Jack’s transition to military service seemed entirely natural. Says Jack, “All the adult males I knew were in the service. I grew up thinking that’s just what men did.”
In the Pipeline
YP attended the University of New Mexico in the Navy ROTC program, during which time the Navy bought him his private pilot’s license under the Flight Indoctrination Program. Jack was commissioned as an Ensign in February 1963, and started preflight training at NAS Pensacola in March 1963. Like so many of his contemporaries, during his primary flight training Ensign Woodul flew Beechcraft T-34 Mentors. Jack then transitioned to the North American T-28 Trojan at NAS Saufley Field for his basic flight training. At NAS Beeville, Jack did his advanced training syllabus in F9F Panthers, TF-9J Cougars, and Grumman F-11F Tiger aircraft. Jack earned his Naval Aviator wings in June 1964.
On to the interview!
BW: Commander, thank you so much for taking time to do this interview with me. I think the readers will enjoy it immensely. Having covered your training already, can you tell us about your time as a fleet aviator?

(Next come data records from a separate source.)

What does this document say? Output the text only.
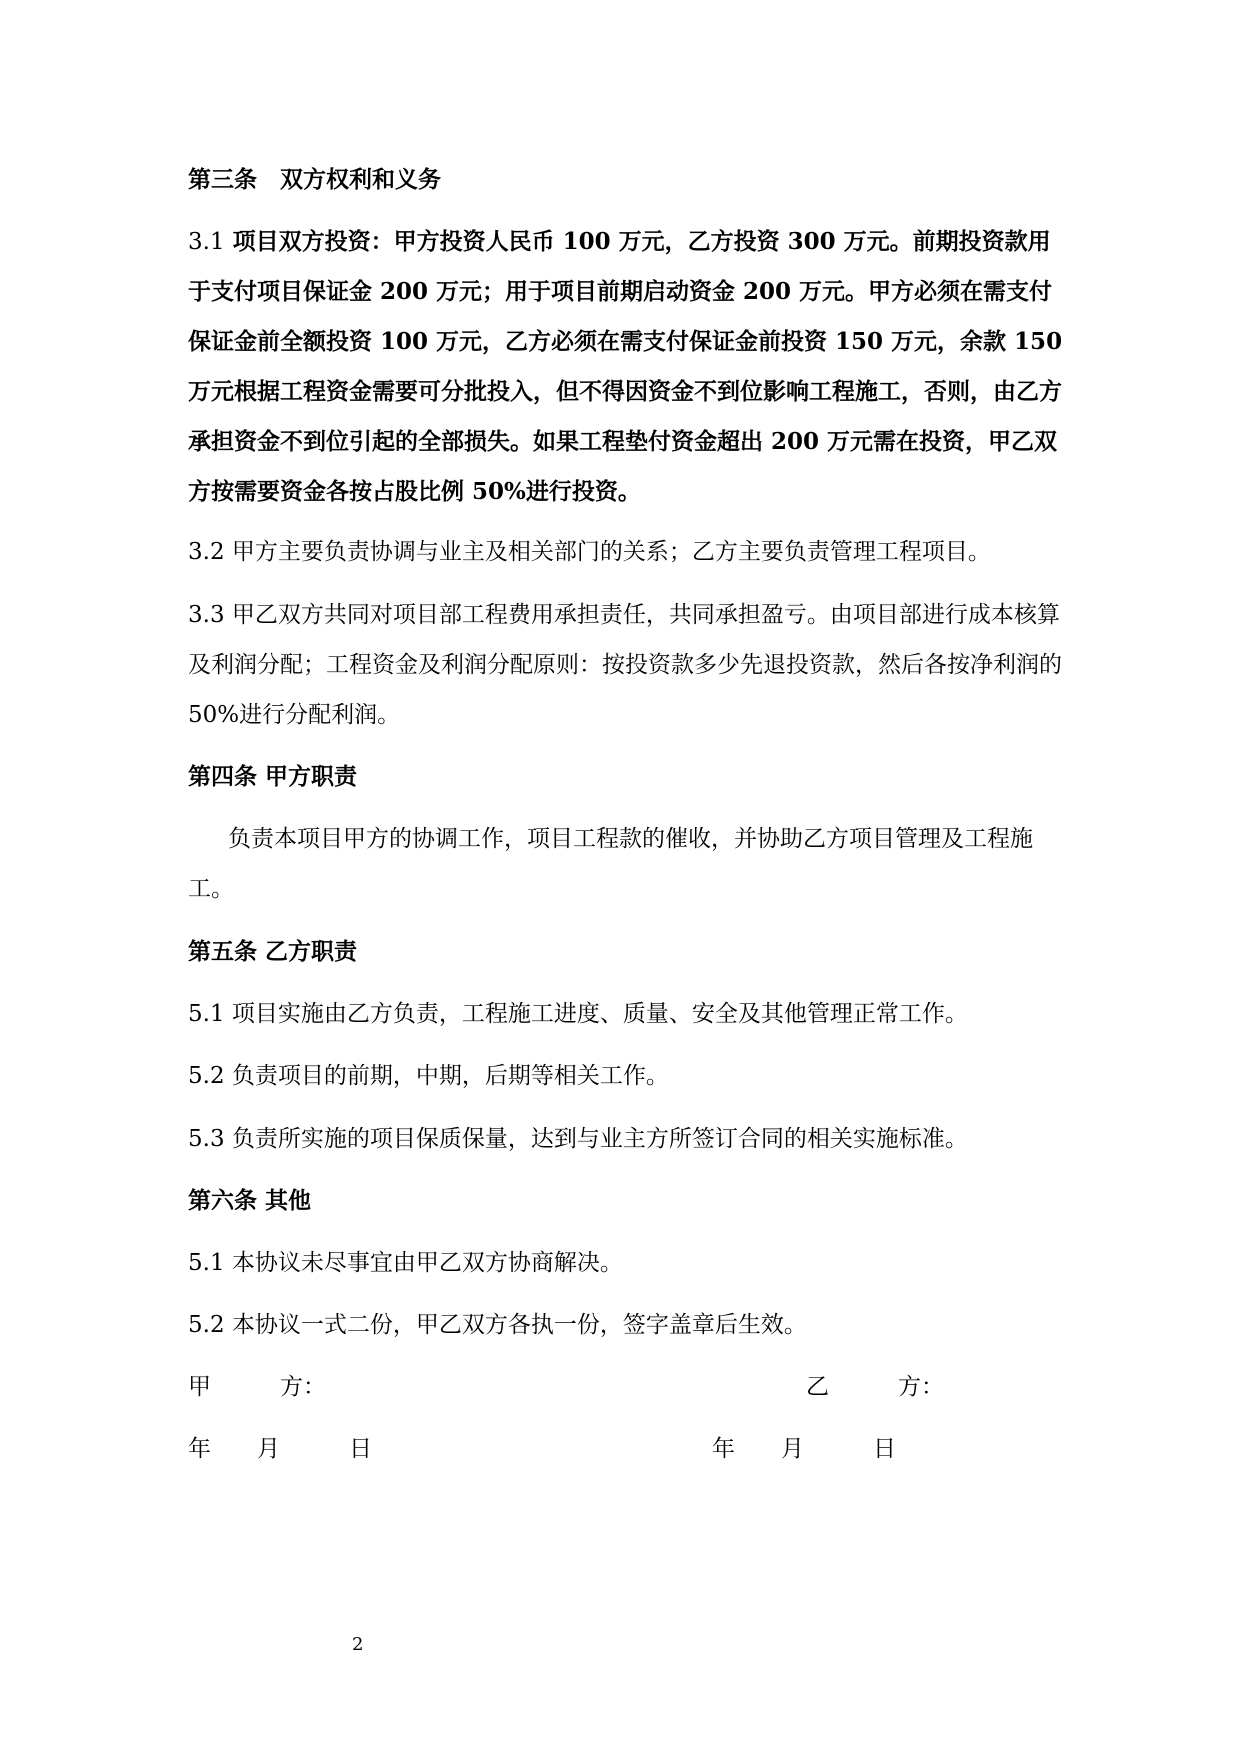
第三条　双方权利和义务

3.1 项目双方投资：甲方投资人民币 100 万元，乙方投资 300 万元。前期投资款用于支付项目保证金 200 万元；用于项目前期启动资金 200 万元。甲方必须在需支付保证金前全额投资 100 万元，乙方必须在需支付保证金前投资 150 万元，余款 150 万元根据工程资金需要可分批投入，但不得因资金不到位影响工程施工，否则，由乙方承担资金不到位引起的全部损失。如果工程垫付资金超出 200 万元需在投资，甲乙双方按需要资金各按占股比例 50%进行投资。

3.2 甲方主要负责协调与业主及相关部门的关系；乙方主要负责管理工程项目。

3.3 甲乙双方共同对项目部工程费用承担责任，共同承担盈亏。由项目部进行成本核算及利润分配；工程资金及利润分配原则：按投资款多少先退投资款，然后各按净利润的 50%进行分配利润。

第四条 甲方职责

负责本项目甲方的协调工作，项目工程款的催收，并协助乙方项目管理及工程施工。

第五条 乙方职责

5.1 项目实施由乙方负责，工程施工进度、质量、安全及其他管理正常工作。

5.2 负责项目的前期，中期，后期等相关工作。

5.3 负责所实施的项目保质保量，达到与业主方所签订合同的相关实施标准。

第六条 其他

5.1 本协议未尽事宜由甲乙双方协商解决。

5.2 本协议一式二份，甲乙双方各执一份，签字盖章后生效。

甲　　　方：	乙　　　方：
年　　月　　　日	年　　月　　　日
2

YP: I began with A-4 Skyhawk RAG (Replacement Air Group) training at VA-43, NAS Oceana. I was assigned to VA-86 Sidewinders in February 1965, flying A-4Es. My first deployment was a WESTPAC as part of Air Wing Seven aboard USS Independence, CVA-62, from May 1965 to December 1965. My next deployment was again on Independence, and again with Air Wing Seven, but to the Mediterranean this time, from June 1966 to February 1967. I was then ordered to VA-44, at that time the only East Coast A-4 RAG, as an instructor pilot in February 1967. I got checked out in the A-7A Corsair II, courtesy of VA-86, who had recently transitioned to that airplane. I also went through ground school on the F-8 Crusader. I was separated from active duty in December 1967.

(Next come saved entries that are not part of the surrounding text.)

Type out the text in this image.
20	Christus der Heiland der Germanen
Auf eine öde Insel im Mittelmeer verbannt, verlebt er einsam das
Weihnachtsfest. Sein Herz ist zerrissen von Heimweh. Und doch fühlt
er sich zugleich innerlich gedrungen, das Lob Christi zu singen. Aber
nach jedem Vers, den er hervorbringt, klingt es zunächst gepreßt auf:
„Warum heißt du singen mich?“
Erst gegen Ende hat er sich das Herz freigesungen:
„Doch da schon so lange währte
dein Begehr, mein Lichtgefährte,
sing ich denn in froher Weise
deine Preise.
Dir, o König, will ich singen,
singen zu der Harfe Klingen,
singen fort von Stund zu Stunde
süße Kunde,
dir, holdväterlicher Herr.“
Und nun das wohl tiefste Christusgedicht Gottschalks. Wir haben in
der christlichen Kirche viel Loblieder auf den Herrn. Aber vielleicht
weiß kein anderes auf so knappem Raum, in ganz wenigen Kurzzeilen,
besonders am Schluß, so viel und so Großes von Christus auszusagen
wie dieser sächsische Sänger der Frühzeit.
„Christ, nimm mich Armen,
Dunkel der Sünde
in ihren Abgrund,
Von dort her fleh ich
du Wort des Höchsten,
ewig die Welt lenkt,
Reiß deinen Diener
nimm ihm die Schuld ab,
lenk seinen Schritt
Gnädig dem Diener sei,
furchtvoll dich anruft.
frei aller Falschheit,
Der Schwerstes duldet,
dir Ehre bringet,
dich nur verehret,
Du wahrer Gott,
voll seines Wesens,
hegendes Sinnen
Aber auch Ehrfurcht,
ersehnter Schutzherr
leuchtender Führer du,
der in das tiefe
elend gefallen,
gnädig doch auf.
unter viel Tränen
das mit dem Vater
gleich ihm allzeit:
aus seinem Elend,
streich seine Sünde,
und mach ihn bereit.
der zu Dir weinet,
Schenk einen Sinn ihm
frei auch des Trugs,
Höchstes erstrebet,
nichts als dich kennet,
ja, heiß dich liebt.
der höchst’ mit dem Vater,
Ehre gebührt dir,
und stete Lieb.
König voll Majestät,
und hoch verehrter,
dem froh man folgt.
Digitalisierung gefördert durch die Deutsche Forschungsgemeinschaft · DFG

BW: After your active duty you were a reservist for many years. Tell us about those years.
YP: I had a pilot slot at the Crusader squadron at NAS Atlanta (VF-672). I separated from active duty on a Friday, hand carried my orders to NAS Atlanta, and drilled with VF-672 that weekend. I got checked out in the Crusader while I was going to Delta Air Lines DC-6 Flight Engineer School. I was assigned to the Delta Air Lines Base in Dallas, and we lived in the Dallas-Fort Worth area for 37 years. I had a flying slot at VF-701 (later VF-201) at NAS Dallas, flying Crusaders. I flew various models of the F-8 for about ten years. Then I transitioned to the F-4N Phantom II. I retired from the reserves in 1983.